Kansas’ first governor, Charles Lawrence Robinson, was born in Hardwick, Massachusetts on July 21, 1818. Educated at Hadley and Amherst academies, he graduated from Amherst College and attended medical school in Woodstock, Vermont and Pittsfield, Massachusetts. Charles received his medical degree in 1843 from Berkshire Medical College and established medical practices in Belchertown, Springfield and Fitchburg.
When news of the California Gold Rush reached his ears on the other side of the country, Robinson headed west in 1849. There he opened a restaurant in Sacramento and began a new career as editor of a daily paper, the Settler’s and Miner’s Tribune in 1850.
Robinson also took an active part in the riots of 1850, seeking to uphold squatter sovereignty. In the process, he was seriously wounded and placed under indictment for murder and conspiracy. Following a 10-week confinement, Robinson was found not-guilty and his indictment was discharged by the court without a trial. At the same time, Robinson was elected to the California legislature, where he served as a representative from California’s 12th State Assembly District in 1851. He was known as “an active and decisive participant” during the territory’s turbulent time-frame preceding statehood.
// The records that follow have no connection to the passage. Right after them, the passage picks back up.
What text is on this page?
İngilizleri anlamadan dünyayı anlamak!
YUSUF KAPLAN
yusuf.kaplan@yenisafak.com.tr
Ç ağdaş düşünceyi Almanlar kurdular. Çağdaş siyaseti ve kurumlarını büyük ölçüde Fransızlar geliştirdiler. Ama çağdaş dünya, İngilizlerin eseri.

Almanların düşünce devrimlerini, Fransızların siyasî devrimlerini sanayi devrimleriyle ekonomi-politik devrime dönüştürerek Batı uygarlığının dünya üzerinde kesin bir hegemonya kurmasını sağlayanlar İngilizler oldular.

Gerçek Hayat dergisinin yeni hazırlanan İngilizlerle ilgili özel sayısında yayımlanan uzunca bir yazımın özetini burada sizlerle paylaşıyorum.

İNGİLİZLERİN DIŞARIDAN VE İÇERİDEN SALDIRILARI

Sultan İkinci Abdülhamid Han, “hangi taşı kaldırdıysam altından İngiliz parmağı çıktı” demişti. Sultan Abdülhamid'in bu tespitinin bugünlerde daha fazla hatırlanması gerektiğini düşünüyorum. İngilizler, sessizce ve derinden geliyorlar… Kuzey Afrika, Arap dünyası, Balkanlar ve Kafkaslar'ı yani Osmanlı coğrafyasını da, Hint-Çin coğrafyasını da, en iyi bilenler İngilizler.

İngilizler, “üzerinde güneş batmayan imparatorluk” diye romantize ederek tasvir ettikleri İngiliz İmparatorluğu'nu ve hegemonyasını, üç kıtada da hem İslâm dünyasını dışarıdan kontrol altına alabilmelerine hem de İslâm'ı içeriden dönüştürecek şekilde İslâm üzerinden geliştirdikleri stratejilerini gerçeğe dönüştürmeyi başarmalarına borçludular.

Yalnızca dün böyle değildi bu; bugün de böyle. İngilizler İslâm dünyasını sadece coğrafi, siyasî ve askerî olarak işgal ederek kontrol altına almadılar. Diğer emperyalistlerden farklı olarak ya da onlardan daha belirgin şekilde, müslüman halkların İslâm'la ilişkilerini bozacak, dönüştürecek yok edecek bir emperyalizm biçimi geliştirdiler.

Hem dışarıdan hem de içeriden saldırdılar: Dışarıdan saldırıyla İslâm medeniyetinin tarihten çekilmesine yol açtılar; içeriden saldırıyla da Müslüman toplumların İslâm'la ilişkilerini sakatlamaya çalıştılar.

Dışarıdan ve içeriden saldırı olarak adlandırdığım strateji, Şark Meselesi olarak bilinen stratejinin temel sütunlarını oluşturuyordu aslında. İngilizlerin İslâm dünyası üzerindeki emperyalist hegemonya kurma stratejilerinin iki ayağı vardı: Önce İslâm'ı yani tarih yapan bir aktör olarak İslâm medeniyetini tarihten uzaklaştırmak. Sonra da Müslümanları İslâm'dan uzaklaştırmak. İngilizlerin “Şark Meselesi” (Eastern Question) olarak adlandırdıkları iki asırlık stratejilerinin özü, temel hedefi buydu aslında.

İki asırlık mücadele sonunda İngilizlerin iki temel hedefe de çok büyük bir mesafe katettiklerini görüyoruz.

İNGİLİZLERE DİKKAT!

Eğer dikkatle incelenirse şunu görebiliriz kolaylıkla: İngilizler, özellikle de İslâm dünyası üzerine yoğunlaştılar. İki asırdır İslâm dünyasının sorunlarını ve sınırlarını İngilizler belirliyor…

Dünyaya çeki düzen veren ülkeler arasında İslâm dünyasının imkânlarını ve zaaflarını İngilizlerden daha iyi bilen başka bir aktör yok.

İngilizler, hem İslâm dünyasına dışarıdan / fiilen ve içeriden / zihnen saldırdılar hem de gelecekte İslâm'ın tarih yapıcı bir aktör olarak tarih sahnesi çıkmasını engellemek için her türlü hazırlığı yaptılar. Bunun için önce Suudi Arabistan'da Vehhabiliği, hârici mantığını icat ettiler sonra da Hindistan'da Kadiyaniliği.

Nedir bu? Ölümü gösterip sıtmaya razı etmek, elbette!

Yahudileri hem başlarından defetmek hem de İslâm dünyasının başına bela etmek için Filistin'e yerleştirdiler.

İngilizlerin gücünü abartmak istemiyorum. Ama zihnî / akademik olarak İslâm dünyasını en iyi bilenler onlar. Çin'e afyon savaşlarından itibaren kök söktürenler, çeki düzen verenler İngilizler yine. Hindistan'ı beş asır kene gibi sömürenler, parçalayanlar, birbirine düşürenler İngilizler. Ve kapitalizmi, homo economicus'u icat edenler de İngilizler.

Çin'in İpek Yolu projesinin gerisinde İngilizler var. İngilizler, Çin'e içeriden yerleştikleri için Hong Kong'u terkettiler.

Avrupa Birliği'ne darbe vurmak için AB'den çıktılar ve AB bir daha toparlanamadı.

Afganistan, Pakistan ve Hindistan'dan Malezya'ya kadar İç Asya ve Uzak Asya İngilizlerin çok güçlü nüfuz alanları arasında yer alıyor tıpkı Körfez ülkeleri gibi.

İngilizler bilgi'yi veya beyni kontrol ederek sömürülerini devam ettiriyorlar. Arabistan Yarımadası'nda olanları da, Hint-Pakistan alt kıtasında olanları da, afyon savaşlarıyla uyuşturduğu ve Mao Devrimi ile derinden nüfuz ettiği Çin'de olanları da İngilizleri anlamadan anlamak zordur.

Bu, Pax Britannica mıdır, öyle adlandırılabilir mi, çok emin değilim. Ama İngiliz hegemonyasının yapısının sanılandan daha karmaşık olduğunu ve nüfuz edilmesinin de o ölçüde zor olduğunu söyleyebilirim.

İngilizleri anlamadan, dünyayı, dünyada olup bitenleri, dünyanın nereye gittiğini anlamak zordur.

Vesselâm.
On October 30, 1851, Robinson tied the knot with Sara Tappen Doolittle Lawrence. Two children were born to the couple. In 1856, Sara published Kansas, its Exterior and Interior Life. In the publication, she described examples between friends and foes regarding slavery in Kansas. Charles returned to Massachusetts in 1852 where he resumed his publishing career, working for the Fitchburg News.
Robinson was sent by the New England Emigrant Aid Society to Kansas in June 1854 to be its confidential agent. Shortly after he was settled, the tragedy known as “Bleeding Kansas” erupted. Robinson showed a passion for the Free-Staters, and in the process angered a large number of pro-slavery advocates. On December 23, 1854, the group held its first meeting with the stabilizing influence of Robinson’s cool, detached leadership.
In January 1856, Robinson was elected to be the Territorial Governor of Kansas under the “illegal” Topka Constitution. He was held in custody from the spring of 1856 until September of the same year at Camp Sackett, along with the son of abolitionist John Brown and other Free-State leaders.
Under the Wyandotte Constitution in 1859, Robinson became the first Governor of Kansas. He was inaugurated two months prior to the outbreak of the Civil War. During his single term in office, he was constantly preoccupied with thoughts of the war, in addition to the activities of his flamboyant chief rival, James H. Lane. The bitter rivalry led to impeachment proceedings against the governor, in addition to State Auditory George S. Hillyer and Secretary of State J. W. Robinson.
Though the other two political figures were convicted and removed from office, the governor was found to be innocent of the charges; however, the stain left behind hurt his political career. History, however, would remember him kindly. One biographer’s heralded prose regarding Robinson reads, “as the strongest character in the history of the State . . . Under his leadership the battle was won for the North, Kansas entered the Union a Free State, and the prestige of the South was crushed and broken forever.”
Robinson served the Kansas History Society as its president for one year and remained active in the affairs of Kansas until he died on August 17, 1894 at the age of 76. He was buried in the Oak Hill Cemetery located in Lawrence, Kansas.